Paralympic Flame arrives in London ahead of opening ceremony

The spectacular curtain-raiser is set to trigger the start of the 2012 Paralympic Games with Great Britain's athletes hoping to continue the summer of success.
After making its way through Piccadilly Circus and down Regent Street - one of the capital's most popular shopping areas - the flame arrived in Trafalgar Square to loud cheers, carried by Baroness Tanni Grey-Thompson, GB's most successful Paralympian with 11 wheelchair racing gold medals.
Among the torchbearing team was also former boxer Michael Watson and Paralympic swimmer Chris Holmes.

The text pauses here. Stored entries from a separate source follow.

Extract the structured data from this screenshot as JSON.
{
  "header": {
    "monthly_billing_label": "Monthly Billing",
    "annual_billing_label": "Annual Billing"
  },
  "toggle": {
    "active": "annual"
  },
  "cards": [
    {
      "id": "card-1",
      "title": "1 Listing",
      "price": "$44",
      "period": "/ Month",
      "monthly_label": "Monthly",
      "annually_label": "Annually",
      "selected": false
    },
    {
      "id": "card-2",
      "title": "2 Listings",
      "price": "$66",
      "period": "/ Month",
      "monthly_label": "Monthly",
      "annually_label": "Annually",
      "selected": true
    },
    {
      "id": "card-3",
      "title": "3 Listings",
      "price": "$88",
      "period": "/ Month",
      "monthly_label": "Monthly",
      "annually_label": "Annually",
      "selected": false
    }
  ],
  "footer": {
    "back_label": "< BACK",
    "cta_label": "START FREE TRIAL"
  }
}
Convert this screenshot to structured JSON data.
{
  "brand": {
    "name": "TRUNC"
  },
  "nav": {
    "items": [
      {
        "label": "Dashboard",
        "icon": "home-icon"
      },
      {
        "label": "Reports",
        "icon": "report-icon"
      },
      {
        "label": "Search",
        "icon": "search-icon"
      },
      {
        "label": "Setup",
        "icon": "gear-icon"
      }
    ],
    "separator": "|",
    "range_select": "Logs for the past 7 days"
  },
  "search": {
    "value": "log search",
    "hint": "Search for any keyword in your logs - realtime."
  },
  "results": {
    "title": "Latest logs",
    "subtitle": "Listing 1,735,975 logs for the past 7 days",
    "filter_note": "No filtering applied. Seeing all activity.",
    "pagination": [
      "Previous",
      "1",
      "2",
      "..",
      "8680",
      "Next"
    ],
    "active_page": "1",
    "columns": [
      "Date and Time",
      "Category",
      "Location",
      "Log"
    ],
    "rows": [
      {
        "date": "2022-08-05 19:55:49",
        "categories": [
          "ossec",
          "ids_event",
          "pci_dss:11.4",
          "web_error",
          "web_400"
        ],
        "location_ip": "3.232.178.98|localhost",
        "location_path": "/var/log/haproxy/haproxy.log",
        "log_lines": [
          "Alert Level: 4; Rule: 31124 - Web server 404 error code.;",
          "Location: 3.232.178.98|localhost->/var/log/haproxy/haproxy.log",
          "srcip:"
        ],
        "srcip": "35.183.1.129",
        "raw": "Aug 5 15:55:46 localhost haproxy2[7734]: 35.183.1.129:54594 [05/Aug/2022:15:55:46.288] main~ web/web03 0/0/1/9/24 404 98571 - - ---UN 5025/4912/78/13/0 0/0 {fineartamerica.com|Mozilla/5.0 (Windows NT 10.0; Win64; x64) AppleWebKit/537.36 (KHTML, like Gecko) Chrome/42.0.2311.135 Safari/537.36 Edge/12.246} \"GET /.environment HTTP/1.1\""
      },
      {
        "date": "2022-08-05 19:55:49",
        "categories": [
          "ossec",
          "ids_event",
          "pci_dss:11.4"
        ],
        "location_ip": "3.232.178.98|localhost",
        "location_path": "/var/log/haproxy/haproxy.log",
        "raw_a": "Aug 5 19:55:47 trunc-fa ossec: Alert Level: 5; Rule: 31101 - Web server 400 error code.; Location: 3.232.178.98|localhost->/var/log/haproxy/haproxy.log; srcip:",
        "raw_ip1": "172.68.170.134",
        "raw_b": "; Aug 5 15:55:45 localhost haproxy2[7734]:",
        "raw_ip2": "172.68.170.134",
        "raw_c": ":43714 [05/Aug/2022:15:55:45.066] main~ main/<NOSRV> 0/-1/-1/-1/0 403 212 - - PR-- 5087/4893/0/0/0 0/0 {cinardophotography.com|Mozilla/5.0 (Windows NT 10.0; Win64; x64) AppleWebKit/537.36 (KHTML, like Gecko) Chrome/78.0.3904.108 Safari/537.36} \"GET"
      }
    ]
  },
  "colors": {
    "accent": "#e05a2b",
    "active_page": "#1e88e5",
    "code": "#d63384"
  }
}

Passing some of city's most famous landmarks such as Downing Street, the Houses of Parliament and the London Eye, the torch continued towards its final destination - the Olympic Stadium in Stratford.
The torch relay visited a temple in the borough of Brent this morning.
The flames from each of the four host nations which had travelled from London, Belfast, Cardiff and Edinburgh were brought together at the spiritual home of the Paralympic Games at Stoke Mandeville in Buckinghamshire to make up one large torch.
After an overnight relay from there, the flame reached the Shree Swaminarayan Hindu temple in Neasden, Brent, amid traditional prayers, before making its way past the Abbey Road crossing made famous by the Beatles, Lord's Cricket Ground and London Zoo.
By the time it reaches the Olympic Stadium, the relay will have featured 580 torchbearers in teams of five, covering a distance of 90 miles.
The ceremony at the stadium in Stoke Mandeville, where the Paralympic movement began in 1948, was opened by Lord Sebastian Coe who said he was "so excited" the Games were finally coming home.
Lord Coe, the head of London 2012 organisers Locog, also paid tribute to neurologist Dr Ludwig Guttman who founded the Paralympics 64 years ago.
The four flames were struck last week by young disabled and non-disabled Scouts on the four highest mountain peaks in each of the four host nations - Scafell Pike in England, Snowdon in Wales, Ben Nevis in Scotland and Northern Ireland's Slieve Donard.
A record 2.4 million Paralympic tickets have already been sold, half a million to overseas visitors.
The flame arrived at Lord's Cricket Ground in the afternoon.
With only 100,000 tickets left, the Games are on course to be the first Paralympics to sell out. A further 10,000 tickets will be made available each day during the competition.
More than 3,000 adult volunteers are taking part in the opening ceremony, along with around 100 children and a professional cast of 100.
Some of the performers have completed a circus skills training programme to prepare for the performance, which will feature a high-wire act.
The ceremony, signaling the start of 11 days of competition by nearly 4,300 athletes from 166 countries, has been given the theme and title Enlightenment and features deaf artists and those with other disabilities.
Azerbaijan will be represented by 21 Paralympic athletes: Huseyn Hasanov, Oleg Panyutin and Vladimir Zayats, Ulukhan Musayev, Elchin Muradov, Rza Osmanov, Madinat Abdullayeva, Samir Nabirov (Athletics), Yelena Taranova, Akbar Muradov (Shooting), Zinyat Veliyeva (archery), Ramin Ibrahimov, Bayram Mustafayev, Rovshan Safarov, Tofik Mammadov, Karim Sardarov, Ilham Zakiev, Afaq Sultanova (judo), Natalia Pronina (swimming), Elshan Huseyno, Maharram Aliyev (powerlifting).